A fan of Merkel's refugee policy

And so in the SZ interview, Hamilton also talks about the politics of the German Chancellor and comes out as a fan of her refugee policy. "I love Angela Merkel," says Hamilton. "Opening the borders when nobody else acted: I found that inspiring." He thinks that the right-wing national protest party AfD was elected to the Bundestag "not so cool". In principle, Hamilton welcomes women in top political positions: "In my opinion, women have better judgment than men. They do not think with their ego. They are fundamentally more selfless." Incidentally, he would "very much welcome" women competing in Formula 1. He asks: "Why aren't more young women involved in motorsport?"

In the colorful entertainment scene of Formula 1, Hamilton sees himself not just as an entertainer, but "rather as a source of inspiration. Of course, I could just sit in the car and race.
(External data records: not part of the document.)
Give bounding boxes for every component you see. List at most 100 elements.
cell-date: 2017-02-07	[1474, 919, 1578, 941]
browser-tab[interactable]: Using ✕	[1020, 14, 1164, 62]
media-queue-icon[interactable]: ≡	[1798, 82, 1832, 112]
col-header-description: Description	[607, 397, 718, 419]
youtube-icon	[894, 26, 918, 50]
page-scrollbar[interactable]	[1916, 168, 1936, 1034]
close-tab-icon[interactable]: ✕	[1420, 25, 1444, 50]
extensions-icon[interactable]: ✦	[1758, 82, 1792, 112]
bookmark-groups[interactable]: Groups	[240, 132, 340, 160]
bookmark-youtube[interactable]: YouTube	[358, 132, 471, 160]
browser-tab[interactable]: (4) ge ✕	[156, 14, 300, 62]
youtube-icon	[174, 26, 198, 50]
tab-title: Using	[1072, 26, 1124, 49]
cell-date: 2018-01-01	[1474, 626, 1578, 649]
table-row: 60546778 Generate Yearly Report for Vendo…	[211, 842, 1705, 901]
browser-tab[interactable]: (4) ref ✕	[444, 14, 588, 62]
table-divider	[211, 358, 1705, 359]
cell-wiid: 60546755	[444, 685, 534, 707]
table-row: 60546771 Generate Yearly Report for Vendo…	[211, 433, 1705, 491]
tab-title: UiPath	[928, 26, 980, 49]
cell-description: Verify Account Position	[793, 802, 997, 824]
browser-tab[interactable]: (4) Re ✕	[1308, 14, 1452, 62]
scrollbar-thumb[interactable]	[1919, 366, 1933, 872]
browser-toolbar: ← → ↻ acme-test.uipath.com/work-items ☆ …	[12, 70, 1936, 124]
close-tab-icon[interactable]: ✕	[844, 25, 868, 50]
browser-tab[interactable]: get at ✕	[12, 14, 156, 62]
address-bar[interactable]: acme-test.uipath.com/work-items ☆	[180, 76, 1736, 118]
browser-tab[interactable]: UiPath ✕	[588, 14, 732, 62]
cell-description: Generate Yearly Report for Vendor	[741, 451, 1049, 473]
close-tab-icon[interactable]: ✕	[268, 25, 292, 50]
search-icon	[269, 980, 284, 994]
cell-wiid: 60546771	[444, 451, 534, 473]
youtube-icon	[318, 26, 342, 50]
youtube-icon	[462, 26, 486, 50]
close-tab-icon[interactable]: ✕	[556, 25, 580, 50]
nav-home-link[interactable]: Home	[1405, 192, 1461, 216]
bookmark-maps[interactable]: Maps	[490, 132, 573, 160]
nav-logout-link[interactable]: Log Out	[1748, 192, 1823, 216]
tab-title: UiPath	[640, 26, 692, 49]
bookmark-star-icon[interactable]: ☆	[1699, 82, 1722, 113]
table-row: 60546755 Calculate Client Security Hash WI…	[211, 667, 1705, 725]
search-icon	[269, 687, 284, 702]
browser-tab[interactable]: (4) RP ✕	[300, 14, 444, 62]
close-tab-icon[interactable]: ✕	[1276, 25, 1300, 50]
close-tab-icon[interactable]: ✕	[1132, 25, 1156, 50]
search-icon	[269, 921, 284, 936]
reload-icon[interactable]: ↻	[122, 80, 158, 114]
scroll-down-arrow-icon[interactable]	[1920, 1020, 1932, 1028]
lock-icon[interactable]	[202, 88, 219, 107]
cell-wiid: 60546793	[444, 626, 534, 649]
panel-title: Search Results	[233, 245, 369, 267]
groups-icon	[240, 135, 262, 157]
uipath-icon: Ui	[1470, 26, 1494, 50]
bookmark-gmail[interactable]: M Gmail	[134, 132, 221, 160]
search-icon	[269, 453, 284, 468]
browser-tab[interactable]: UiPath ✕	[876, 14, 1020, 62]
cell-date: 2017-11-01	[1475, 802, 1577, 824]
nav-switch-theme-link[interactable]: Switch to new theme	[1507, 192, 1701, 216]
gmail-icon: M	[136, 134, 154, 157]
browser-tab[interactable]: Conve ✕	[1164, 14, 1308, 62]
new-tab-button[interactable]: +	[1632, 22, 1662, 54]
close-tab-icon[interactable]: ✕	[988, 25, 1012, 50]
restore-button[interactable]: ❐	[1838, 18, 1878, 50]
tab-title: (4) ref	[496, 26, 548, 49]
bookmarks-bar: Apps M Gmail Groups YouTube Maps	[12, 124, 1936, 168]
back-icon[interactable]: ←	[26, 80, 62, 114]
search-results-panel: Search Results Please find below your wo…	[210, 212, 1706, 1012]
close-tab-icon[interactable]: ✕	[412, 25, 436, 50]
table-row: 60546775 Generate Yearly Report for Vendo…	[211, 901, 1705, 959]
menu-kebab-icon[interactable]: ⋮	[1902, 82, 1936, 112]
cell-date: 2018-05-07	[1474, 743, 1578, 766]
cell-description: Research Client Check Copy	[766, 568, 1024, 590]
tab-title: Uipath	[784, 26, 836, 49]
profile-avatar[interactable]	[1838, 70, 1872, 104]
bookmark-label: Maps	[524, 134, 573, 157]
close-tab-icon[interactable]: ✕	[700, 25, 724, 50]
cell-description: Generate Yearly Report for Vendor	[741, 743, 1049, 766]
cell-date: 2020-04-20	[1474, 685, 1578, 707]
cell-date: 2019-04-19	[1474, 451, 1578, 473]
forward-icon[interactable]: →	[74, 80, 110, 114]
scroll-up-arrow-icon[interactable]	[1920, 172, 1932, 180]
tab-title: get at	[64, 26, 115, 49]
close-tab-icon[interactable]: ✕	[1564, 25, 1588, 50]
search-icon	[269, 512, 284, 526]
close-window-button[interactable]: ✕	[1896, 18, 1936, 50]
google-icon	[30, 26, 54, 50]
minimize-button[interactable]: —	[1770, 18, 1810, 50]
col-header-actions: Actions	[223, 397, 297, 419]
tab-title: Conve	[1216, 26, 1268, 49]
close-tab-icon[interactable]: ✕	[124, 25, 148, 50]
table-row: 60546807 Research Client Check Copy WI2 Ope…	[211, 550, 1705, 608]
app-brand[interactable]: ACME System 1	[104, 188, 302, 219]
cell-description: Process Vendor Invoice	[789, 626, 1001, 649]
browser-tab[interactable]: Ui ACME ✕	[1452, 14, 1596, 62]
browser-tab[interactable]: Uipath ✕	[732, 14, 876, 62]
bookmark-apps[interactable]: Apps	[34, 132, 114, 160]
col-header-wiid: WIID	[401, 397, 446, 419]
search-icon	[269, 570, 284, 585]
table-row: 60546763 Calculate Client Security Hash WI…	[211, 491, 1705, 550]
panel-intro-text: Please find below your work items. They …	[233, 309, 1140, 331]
That would inspire a bit. Or I can do more and give people that." Reach your hand to really make a difference. " He doesn't have clear answers to the big questions of politics. "But I can rely on my feelings. When I work with my engineers. They all studied at the best universities in the world. In Oxford, Cambridge, Harvard. When I sit in front of the computer and work with numbers, then have." I don't have the brainpower these guys have. But as soon as I'm in the racing car, I have the same brainpower. "

"The bigger problem is influential people who claim climate change doesn't exist"

Hamilton describes the certainly not outstanding ecological balance of Formula 1 as a "difficult topic". However, he points out that "the impact we Formula 1 drivers have on the environment is negligible compared to the major polluters . Okay: We fly around the world to race. We drive cars privately. And then on the track. Of course, we also pollute the environment. But think of Leonardo DiCaprio and his really great environmental foundation. If he has money worldwide collects for a good cause, how does he get there? He also flies by plane! The bigger problem is influential people who claim that climate change does not exist. " He is thinking of the US President Donald Trump.

Lewis Hamilton, whose grandfather Davidson emigrated from Grenada to England in 1955, "would not wish in a million years that my father had been rich. Or that we had to fight less for survival. My childhood experiences define me as a racing driver today : That we had little money. That I had to drive the damn go-kart. That there were a lot of people who looked down on us back then. "

One of the people who inspire him himself is Hamilton's World Cup rival Sebastian Vettel, who is 59 points behind him in the overall standings four races before the end of the season. "Driving against a champion like Sebastian, against one of the best drivers, if not the best in the field, forces me to raise the bar even higher."